Going on to detail how Smart App Control works, Weston says:
When a new application is run on Windows 11, its core signing and core features are checked against this model, ensuring only known safe applications are allowed to run. This means Windows 11 users can be confident they are using only safe and reliable applications on their new Windows devices. Smart App Control will ship on new devices with Windows 11 installed. Devices running previous versions of Windows 11 will have to be reset and have a clean installation of Windows 11 to take advantage of this feature.

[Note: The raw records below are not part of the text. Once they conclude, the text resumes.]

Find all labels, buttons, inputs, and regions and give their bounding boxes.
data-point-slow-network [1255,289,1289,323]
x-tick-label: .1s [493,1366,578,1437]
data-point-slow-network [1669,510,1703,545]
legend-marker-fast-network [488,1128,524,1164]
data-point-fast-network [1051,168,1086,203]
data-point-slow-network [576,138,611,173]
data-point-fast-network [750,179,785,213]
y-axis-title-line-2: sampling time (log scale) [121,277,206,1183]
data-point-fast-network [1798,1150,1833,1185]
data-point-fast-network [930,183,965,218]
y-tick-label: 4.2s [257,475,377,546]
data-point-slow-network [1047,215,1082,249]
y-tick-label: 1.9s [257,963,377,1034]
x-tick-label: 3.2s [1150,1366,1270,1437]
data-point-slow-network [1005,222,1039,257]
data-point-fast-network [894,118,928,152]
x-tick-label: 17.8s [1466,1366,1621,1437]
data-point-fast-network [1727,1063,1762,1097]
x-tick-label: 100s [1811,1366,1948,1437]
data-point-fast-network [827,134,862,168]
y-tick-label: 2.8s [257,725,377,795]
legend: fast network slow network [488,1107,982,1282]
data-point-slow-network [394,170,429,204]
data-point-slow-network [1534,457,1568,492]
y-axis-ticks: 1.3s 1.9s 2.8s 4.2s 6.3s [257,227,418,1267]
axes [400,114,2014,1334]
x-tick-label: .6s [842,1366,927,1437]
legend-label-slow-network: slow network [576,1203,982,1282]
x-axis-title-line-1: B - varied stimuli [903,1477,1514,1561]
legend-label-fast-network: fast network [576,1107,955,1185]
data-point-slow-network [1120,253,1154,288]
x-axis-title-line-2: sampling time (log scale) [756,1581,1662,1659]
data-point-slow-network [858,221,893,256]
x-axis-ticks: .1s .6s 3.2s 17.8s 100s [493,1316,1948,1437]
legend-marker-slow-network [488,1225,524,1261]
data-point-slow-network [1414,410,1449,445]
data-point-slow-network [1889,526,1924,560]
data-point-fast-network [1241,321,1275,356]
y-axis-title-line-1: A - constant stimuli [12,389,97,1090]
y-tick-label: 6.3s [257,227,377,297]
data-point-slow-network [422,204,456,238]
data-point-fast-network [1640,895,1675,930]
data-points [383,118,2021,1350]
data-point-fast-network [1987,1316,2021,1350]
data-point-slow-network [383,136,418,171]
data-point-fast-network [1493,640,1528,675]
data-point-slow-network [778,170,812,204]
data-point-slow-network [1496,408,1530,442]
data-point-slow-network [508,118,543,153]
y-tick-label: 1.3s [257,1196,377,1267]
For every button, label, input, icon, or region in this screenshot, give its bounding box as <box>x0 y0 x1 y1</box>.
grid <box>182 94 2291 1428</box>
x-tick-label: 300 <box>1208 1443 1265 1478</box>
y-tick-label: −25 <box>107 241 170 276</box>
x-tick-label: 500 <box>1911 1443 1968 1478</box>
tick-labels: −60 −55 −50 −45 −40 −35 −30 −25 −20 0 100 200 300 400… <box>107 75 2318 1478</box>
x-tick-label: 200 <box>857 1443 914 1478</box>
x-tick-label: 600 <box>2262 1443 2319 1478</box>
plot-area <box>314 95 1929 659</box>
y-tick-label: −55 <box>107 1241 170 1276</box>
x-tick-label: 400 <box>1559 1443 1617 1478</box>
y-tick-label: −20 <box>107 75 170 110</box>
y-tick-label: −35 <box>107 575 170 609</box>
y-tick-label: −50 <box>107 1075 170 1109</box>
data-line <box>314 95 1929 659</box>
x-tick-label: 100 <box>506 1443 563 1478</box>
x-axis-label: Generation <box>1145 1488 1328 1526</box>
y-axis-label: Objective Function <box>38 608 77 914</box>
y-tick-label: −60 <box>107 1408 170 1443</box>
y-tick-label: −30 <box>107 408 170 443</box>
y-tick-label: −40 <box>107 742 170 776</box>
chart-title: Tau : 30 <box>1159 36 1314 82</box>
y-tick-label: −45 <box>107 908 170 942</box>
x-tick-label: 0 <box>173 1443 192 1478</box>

And it is in this last sentence that Smart App Control's potential failure is revealed. While the security feature will be enabled by default on new installations, anyone currently running Windows 11 will have to endure either a reinstallation of the operating system, or a system reset, in order to take advantage of it.
Is this something that the majority of home users will be willing to do? It seems unlikely. Microsoft must have implemented this requirement with good reason. There must surely have been no alternative for some as-yet-unrevealed technical reason, as forcing users to reset or reinstall Windows 11 in order to benefit from additional security seems like madness.